僕は、病院で研修をし、病院に勤務してきた経験から歯科の疾患でも重症のケースをいくつも処置してきました。病院では歯科でも点滴行為は日常診療の一部でした。 今僕は田舎歯科医院で診療をしていますが、都会に比べ口の中の衛生に関して関心のない人が多い土地柄。その結果、重症となってからうちの歯科医院へ駆け込んでくる患者さんがいるのです。そうした患者さんの場合、飲み薬だけでは対処できない場合があり、そのような場合、僕はためらわず点滴を行います。 もちろん、これは早急に病院の歯科や歯科口腔外科へ紹介しないといけないケースもあり、自分なりの出来る範囲、出来ない範囲は厳格に決めています。そうした基準の上で自分で処置できそうな場合には点滴投与をためらわず行います。
点滴以外にも僕は血圧を測定したり、心電図を取ったりしますし、細菌検査や採血をし血液検査を行うこともあります。これらの検査をすると患者さんの多くは驚かれることがあるのですが、歯や口も体の臓器の一つであることを考えると、内科や外科のような検査をすることは当たり前だと思うのです。
話が脱線しますが、歯科で用いる薬は歯や口の中しか効果がないと思っている患者さんが意外と多いようです。飲み薬は胃から腸へ移行し、腸から体内に吸収され血流にのって全身に移行していくもの。歯や口の処置のために薬を飲むといっても歯や口だけに薬が届くのではなくその他の臓器にも幅広く移行するものなのです。 例えば、腰痛を持っている患者さんが歯痛を生じたとしましょう。急場をしのぐために鎮痛薬を飲んだ場合、一時的とはいえ歯痛のみならず腰痛も緩和することがありますが、これなどは鎮痛薬が歯のみならず腰にも作用している証拠です。 このことは医療関係者にとってはごく当たり前というべきか、常識的なことなのですが、医療関係者以外の方で、高学歴と呼ばれている方の中にもこの事実を知らないようなケースが多いように思えます。 かといって、薬が全身に作用するからといって医者の指示通りに使うことは危険だと思います。薬には思わぬ副作用というものがあります。薬を使用する際には、必ず薬を出した担当医、もしくは薬剤師に助言を求め、適切に飲むことが大切であることは言うまでもありません。

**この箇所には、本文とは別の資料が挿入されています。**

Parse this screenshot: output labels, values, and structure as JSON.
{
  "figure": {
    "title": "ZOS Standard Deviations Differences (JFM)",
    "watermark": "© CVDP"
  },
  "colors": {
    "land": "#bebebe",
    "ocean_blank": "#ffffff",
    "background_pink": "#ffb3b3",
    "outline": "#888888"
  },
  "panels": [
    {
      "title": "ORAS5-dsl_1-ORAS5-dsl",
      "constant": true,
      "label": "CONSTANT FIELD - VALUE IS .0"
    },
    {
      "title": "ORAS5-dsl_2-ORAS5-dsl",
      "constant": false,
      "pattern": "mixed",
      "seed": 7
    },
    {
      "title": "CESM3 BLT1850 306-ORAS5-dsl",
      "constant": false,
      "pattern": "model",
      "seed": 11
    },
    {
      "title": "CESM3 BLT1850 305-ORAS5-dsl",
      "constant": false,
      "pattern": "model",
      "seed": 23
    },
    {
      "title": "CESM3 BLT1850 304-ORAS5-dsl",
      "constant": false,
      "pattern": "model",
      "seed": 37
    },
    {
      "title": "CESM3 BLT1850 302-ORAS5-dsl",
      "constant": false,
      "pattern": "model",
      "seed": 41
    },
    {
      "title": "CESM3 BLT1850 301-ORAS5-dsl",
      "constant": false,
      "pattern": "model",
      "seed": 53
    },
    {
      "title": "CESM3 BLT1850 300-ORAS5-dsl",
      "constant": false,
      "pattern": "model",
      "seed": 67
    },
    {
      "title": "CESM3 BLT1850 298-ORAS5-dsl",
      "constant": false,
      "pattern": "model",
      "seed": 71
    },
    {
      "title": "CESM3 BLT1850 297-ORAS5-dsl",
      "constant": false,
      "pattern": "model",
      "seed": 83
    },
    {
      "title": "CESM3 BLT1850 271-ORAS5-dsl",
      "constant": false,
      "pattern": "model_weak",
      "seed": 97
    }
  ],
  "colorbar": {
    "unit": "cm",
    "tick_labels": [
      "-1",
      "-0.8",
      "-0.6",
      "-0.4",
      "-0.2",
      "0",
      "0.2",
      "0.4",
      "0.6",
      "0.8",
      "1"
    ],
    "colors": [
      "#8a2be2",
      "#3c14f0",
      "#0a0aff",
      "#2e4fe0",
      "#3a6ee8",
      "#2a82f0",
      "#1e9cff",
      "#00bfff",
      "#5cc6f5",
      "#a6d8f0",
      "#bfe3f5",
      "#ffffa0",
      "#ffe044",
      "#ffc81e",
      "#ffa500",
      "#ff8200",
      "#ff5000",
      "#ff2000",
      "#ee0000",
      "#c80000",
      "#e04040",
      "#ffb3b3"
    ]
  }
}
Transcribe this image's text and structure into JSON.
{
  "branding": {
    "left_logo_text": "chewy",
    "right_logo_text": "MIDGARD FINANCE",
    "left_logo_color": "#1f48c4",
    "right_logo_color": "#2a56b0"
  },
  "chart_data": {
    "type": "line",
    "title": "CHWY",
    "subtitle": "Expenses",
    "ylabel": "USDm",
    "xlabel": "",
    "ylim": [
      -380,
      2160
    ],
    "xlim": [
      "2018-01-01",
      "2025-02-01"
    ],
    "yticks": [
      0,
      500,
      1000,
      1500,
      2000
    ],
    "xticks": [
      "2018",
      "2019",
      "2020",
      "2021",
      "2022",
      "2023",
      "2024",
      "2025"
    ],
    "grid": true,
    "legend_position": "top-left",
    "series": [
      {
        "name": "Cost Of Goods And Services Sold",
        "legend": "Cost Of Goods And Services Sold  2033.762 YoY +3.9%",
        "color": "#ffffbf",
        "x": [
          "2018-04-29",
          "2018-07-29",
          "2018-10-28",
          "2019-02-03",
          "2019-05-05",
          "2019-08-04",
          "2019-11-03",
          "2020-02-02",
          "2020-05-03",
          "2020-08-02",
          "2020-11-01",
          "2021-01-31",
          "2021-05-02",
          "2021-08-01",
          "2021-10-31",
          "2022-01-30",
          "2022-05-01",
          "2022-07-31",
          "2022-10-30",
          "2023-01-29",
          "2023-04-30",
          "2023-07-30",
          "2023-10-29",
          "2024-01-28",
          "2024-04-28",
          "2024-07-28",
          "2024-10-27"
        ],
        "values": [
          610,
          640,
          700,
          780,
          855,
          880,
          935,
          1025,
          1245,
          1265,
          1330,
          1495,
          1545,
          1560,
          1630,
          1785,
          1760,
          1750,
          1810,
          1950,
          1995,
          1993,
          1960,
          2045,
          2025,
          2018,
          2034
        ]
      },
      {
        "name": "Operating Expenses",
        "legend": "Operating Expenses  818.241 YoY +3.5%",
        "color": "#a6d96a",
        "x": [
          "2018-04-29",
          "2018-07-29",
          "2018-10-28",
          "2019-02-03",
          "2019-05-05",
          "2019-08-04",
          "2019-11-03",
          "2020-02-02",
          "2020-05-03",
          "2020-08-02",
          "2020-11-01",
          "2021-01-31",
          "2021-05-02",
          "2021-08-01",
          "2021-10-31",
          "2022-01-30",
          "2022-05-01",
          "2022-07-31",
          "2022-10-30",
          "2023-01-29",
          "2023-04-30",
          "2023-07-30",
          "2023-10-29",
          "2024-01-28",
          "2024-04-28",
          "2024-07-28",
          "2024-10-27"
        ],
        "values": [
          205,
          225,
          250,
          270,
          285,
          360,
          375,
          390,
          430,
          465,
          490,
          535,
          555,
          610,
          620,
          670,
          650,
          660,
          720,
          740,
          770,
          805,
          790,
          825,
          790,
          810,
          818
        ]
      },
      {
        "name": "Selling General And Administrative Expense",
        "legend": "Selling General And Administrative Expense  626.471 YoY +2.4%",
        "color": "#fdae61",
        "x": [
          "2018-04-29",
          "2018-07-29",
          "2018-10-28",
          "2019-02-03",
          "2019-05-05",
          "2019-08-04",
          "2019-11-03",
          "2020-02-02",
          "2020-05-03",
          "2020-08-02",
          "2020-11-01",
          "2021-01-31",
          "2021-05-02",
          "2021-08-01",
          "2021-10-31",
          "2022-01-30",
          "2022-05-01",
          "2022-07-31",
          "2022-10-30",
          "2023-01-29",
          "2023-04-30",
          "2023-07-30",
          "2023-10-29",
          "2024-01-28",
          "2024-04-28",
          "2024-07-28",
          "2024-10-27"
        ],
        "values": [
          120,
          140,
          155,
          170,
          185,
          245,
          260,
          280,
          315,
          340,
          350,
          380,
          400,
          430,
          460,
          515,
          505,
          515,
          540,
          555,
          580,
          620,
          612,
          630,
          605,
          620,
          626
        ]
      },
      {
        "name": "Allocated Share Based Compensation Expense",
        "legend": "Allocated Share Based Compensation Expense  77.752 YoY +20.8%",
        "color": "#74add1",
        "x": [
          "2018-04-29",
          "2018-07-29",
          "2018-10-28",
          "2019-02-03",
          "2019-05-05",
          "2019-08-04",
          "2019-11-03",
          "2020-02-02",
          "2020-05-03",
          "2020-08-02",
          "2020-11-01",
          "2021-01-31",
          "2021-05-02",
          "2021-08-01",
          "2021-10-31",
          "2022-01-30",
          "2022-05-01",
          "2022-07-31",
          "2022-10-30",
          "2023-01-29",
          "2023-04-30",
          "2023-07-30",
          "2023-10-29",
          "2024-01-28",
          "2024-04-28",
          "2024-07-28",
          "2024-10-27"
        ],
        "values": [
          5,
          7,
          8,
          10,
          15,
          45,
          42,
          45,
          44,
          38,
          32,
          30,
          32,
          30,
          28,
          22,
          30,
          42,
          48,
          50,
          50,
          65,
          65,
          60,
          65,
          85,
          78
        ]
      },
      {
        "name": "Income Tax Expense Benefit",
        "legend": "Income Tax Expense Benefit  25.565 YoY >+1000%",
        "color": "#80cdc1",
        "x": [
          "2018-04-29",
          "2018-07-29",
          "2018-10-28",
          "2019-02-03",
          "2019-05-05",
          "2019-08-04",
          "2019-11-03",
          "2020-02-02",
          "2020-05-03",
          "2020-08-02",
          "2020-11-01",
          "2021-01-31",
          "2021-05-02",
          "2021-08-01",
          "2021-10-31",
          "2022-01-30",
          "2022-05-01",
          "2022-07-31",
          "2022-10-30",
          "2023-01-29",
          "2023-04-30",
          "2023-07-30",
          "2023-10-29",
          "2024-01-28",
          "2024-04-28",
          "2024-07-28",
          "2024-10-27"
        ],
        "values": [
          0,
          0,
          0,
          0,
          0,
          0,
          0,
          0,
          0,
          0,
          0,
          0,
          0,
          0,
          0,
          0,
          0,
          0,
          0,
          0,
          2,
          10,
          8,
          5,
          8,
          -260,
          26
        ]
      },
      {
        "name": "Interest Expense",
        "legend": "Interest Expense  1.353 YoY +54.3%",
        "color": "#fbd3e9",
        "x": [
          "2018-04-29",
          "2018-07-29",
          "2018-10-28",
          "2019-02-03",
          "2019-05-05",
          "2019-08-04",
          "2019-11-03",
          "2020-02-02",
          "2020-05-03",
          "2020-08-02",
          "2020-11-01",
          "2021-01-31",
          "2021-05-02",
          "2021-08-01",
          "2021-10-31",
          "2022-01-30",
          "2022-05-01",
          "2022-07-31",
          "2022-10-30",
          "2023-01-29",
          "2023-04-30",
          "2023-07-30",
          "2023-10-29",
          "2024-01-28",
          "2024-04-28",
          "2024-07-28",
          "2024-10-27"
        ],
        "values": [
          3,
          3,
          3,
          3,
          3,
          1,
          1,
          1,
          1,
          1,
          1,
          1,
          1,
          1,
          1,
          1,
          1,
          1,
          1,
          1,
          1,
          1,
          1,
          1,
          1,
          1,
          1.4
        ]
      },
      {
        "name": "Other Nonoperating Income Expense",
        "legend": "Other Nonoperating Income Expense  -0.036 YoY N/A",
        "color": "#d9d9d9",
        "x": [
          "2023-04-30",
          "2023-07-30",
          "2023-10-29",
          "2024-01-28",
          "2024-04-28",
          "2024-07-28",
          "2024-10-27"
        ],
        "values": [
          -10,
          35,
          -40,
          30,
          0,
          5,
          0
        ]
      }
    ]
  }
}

世間的なイメージで歯医者では到底行うことがないような医療行為の中にも歯医者が行っても全く問題のない行為がいくつもの。あくまでも歯科の処置や救命処置という前提はありますが、歯医者も他の内科や外科が行うような検査や処置を行うことが可能である。そのことを皆さんには知って欲しいと思います。